Дюранти начал медленно подниматься со стула, и я вдруг вспомнила, как Патрик недавно сказал мне, что у него нет одной ноги – поезд, на котором Дюранти ехал в Ригу несколько лет назад, потерпел крушение, нога была вся раздроблена до колена, и ее пришлось ампутировать. Он начал медленно приподниматься со стула, весь побагровев, и я сообразила, что он дико пьян, ничего не соображает и сейчас ударит Патрика, поэтому я вскочила и схватила его за руку. Он быстро обернулся ко мне и громко засмеялся:
– O, you! May I kiss you?[31]
Я отшатнулась. Патрик немедленно увел меня оттуда, ни разу даже не взглянув в сторону Дюранти. Мы шли пешком, на улице было холодно, плыл очень редкий, белыми, большими звездами снег. И тут Патрика как будто прорвало, я его таким никогда не видела. Он остановился посреди бульвара и закричал. Слава богу, Лиза, что он закричал по-английски, так что, если бы кто-то оказался рядом, нас бы не поняли:
– Там дети грызут сорняки из-под снега!
Потом он перешел на шепот. То, что он рассказал, так страшно, что в это трудно поверить. Трудно поверить, что одни люди могут приносить другим столько горя! У меня вдруг открылись глаза. Теперь я поняла, почему наша мама до сих пор не засыпает без пистолета под подушкой! Ее напугали в России, Лиза, навсегда напугали, насмерть. Помнишь, как мы смеялись над маминым пистолетом, и папа однажды на нас закричал:
– Благодарите Бога, что вы не знаете, что такое Россия!

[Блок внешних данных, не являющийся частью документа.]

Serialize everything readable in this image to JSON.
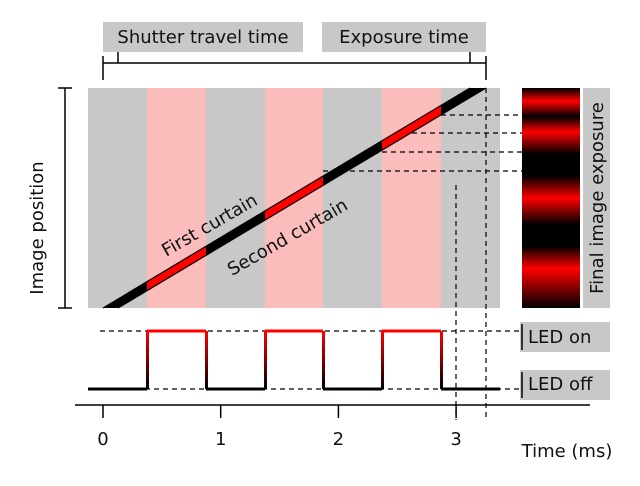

У крестьян все давно отобрали, есть им нечего, но коммунисты из городов, которым приказано доставить в город зерно, бесчинствуют, и не существует никаких законов, которые могли бы их остановить. Русских крестьян выбрасывают из домов, убивают, а оставшихся в живых обрекают на голодную смерть. Патрик сказал, что сейчас на юге вымирают целые губернии. Людей голыми выгоняют на мороз и часами не позволяют вернуться в избу, женщин насилуют, поджигают им подолы юбок, чтобы они признались, где прячут хлеб, грудных младенцев выкидывают на улицу и не дают матерям подобрать их, часто инсценируют расстрелы, то есть собирают людей, выгоняют их за деревню, выстраивают и открывают огонь поверх голов. Многие не выдерживают этого, теряют сознание, старики сразу умирают. Лиза! И это то, что происходит каждый день, каждый час! В одном колхозе в комнату, где допрашивали людей, принесли разлагающийся труп, свалили его на пол, и там продержали крестьян больше суток. Зачем? С какой целью? Просто для того, чтобы мучить!

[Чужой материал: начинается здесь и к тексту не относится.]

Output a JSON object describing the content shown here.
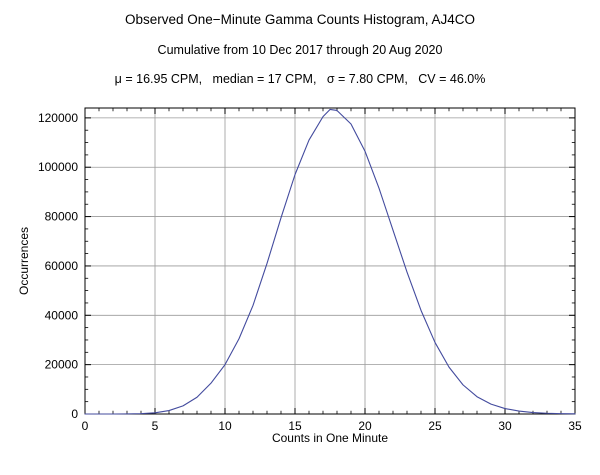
{
  "title": "Observed One−Minute Gamma Counts Histogram, AJ4CO",
  "subtitle": "Cumulative from 10 Dec 2017 through 20 Aug 2020",
  "stats_line": "μ = 16.95 CPM,   median = 17 CPM,   σ = 7.80 CPM,   CV = 46.0%",
  "chart_data": {
    "type": "line",
    "title": "Observed One−Minute Gamma Counts Histogram, AJ4CO",
    "subtitle": "Cumulative from 10 Dec 2017 through 20 Aug 2020",
    "annotations": [
      "μ = 16.95 CPM",
      "median = 17 CPM",
      "σ = 7.80 CPM",
      "CV = 46.0%"
    ],
    "xlabel": "Counts in One Minute",
    "ylabel": "Occurrences",
    "xlim": [
      0,
      35
    ],
    "ylim": [
      0,
      124000
    ],
    "x_ticks": [
      0,
      5,
      10,
      15,
      20,
      25,
      30,
      35
    ],
    "y_ticks": [
      0,
      20000,
      40000,
      60000,
      80000,
      100000,
      120000
    ],
    "x_minor_step": 1,
    "y_minor_step": 5000,
    "grid": true,
    "grid_color": "#9a9a9a",
    "frame_color": "#000000",
    "line_color": "#434b9e",
    "x": [
      0,
      1,
      2,
      3,
      4,
      5,
      6,
      7,
      8,
      9,
      10,
      11,
      12,
      13,
      14,
      15,
      16,
      17,
      17.5,
      18,
      19,
      20,
      21,
      22,
      23,
      24,
      25,
      26,
      27,
      28,
      29,
      30,
      31,
      32,
      33,
      34,
      35
    ],
    "y": [
      0,
      0,
      0,
      50,
      150,
      500,
      1400,
      3300,
      6800,
      12500,
      20000,
      30500,
      44000,
      61000,
      79500,
      97000,
      111000,
      120500,
      123400,
      123000,
      117500,
      106500,
      91500,
      74500,
      57500,
      42000,
      29000,
      19000,
      11800,
      7000,
      4000,
      2200,
      1200,
      600,
      300,
      150,
      80
    ]
  }
}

Я больше слушать не могла. Меня вдруг начал колотить дикий кашель, я кашляла до рвоты. Потом мы долго стояли обнявшись на этом чужом бульваре, и крупный белый снег – как в нашем с тобой детстве – засыпал все вокруг. Я боялась открыть глаза – до того мне стало вдруг жутко здесь. Спросила у Патрика, что он собирается делать. Он сказал, что собирается поехать на Кубань, написать обо всем и потом напечатать, но только под псевдонимом, потому что иначе не пропустят. Он сказал, что Дюранти мерзавец, продался большевикам и, чтобы жить так, как он живет, и получать все, что он получает, фабрикует циничные статейки, где утверждает, что русские «просто хотят есть, но не голодают». Ему же, кстати, принадлежит и совсем уже дьявольская фраза, что русские умирают не от голода, «а от недостатка продовольствия».
– Как же ему не совестно? – спросила я и представила себе лицо Дюранти с этими его неподвижными прозрачными глазами.
– Он лгун. Информация, которую он дает Западу, приводит к тому, что до русских крестьян на Западе никому нет дела. Зато официальные отношения с Россией налаживаются, и Европа уже готова проглотить все, что здесь происходит, поскольку ей выгодно!
– Они ему платят за это?
– Еще бы не платят! Ты знаешь, как он здесь живет? Он даже был принят у Сталина! Но на Западе я его разоблачу. Я поеду в Киев, поеду на Кубань, и даю тебе слово: я напишу только правду!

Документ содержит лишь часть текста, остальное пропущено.